Let $\rho: \mathbb{Z} \rightarrow \mathbb{Z}$ is a map with the property: $E^{+}_{\rho} = \{\rho(m + n) - \rho(m) - \rho(n) \in \mathbb{Z} \mid m,n \in \mathbb{N}\}$ is a finite set and $\rho(-n) = -\rho(n)$ for all $n \in \mathbb{Z}$. We call such maps are odd slopes.
- My promplem:
If $\rho$ is an odd slope and there is an infinite set $X \subset \mathbb{N}$ such that $\rho(X)$ is a finite set, then $\rho(\mathbb{N})$ is a finite set.
- My attempt:
From $\rho(X)$ is finite, $\{\rho(m + n) \in \mathbb{Z} \mid m,n \in X\}$ is finite by $E^{+}_{\rho}$. $A = \{k_m \in \mathbb{N} \mid m \in \mathbb{N}\}$ is finite where
$k_m := \min \{k \in \mathbb{N} \mid \exists n \in X: m + k = n\}$
$A$ is finite then $\rho(A)$ is finite therefore, for all $m \in \mathbb{N}$, exists $k_m, n \in \mathbb{N}$ such that: exists $u \in E^{+}_{\rho}$, $v \in \rho(X)$ and $w \in \rho(A)$:
$\rho(m) = \rho(m + k_m) - \rho(k_m) - u = \rho(n) - \rho(k_m) - u = v - w - u$
takes its values in a finite set.
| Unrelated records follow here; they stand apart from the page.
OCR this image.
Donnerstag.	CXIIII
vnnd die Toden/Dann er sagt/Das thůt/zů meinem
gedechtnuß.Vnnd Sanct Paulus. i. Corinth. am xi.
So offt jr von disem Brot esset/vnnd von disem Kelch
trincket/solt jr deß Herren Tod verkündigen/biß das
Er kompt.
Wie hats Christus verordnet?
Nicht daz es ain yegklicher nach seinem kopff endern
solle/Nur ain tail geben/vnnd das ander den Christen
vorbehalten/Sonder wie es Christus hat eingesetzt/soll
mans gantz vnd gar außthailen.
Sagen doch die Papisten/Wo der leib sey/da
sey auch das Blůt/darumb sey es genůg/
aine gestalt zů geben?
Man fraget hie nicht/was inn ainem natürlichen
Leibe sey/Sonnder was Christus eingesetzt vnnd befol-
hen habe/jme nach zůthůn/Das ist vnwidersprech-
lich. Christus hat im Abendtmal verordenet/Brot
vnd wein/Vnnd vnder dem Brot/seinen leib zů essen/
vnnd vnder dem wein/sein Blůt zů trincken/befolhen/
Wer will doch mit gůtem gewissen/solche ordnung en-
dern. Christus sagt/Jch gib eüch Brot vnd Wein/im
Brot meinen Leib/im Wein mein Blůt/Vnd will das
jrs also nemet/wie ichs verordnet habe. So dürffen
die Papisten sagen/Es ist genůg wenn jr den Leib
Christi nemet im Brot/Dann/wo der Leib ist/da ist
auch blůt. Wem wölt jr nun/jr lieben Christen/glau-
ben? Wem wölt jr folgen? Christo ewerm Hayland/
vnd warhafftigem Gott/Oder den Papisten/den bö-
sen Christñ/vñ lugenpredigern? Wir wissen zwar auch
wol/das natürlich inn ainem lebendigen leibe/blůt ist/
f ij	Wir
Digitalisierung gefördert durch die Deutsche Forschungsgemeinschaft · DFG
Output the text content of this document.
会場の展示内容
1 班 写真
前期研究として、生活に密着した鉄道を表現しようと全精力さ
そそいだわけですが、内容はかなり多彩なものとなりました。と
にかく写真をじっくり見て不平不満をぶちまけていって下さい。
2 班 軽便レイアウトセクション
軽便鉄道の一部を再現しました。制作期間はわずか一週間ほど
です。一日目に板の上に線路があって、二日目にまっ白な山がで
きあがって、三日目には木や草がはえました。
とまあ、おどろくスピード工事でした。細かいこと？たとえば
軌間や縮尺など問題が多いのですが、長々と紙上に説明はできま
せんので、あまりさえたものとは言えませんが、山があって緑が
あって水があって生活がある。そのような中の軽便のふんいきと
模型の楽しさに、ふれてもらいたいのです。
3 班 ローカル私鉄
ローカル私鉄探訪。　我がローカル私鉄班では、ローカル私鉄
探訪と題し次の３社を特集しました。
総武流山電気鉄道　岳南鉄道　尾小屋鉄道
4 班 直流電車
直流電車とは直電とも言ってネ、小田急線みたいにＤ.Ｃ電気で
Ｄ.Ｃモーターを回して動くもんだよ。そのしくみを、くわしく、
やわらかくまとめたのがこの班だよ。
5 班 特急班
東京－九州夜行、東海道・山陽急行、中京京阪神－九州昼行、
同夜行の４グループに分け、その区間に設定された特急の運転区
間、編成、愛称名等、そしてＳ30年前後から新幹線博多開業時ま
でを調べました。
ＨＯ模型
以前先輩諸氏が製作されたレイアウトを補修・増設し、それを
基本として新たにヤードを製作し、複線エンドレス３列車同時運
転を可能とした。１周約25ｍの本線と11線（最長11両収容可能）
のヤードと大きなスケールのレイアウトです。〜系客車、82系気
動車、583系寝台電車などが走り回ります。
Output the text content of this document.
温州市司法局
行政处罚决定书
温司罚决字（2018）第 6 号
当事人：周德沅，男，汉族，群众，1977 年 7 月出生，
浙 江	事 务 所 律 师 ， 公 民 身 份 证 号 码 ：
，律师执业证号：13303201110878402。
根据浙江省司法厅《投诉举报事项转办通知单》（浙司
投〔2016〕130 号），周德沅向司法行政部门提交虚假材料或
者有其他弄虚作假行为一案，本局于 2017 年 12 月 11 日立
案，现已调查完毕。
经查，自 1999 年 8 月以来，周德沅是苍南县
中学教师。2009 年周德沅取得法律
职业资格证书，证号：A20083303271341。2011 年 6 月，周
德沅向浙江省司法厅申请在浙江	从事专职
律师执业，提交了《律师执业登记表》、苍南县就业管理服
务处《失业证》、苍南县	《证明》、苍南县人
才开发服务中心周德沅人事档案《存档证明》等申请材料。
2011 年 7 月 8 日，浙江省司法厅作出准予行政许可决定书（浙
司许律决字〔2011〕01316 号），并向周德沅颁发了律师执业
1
Hence, the set $\{\rho(m) \in \mathbb{Z} \mid m \in \mathbb{N}\}$ is finite $\Leftrightarrow \rho(\mathbb{N})$ is finite.
- My question:
I can not prove $A$ is finite. Maybe my approach or my problem statement was wrong. I hope your help.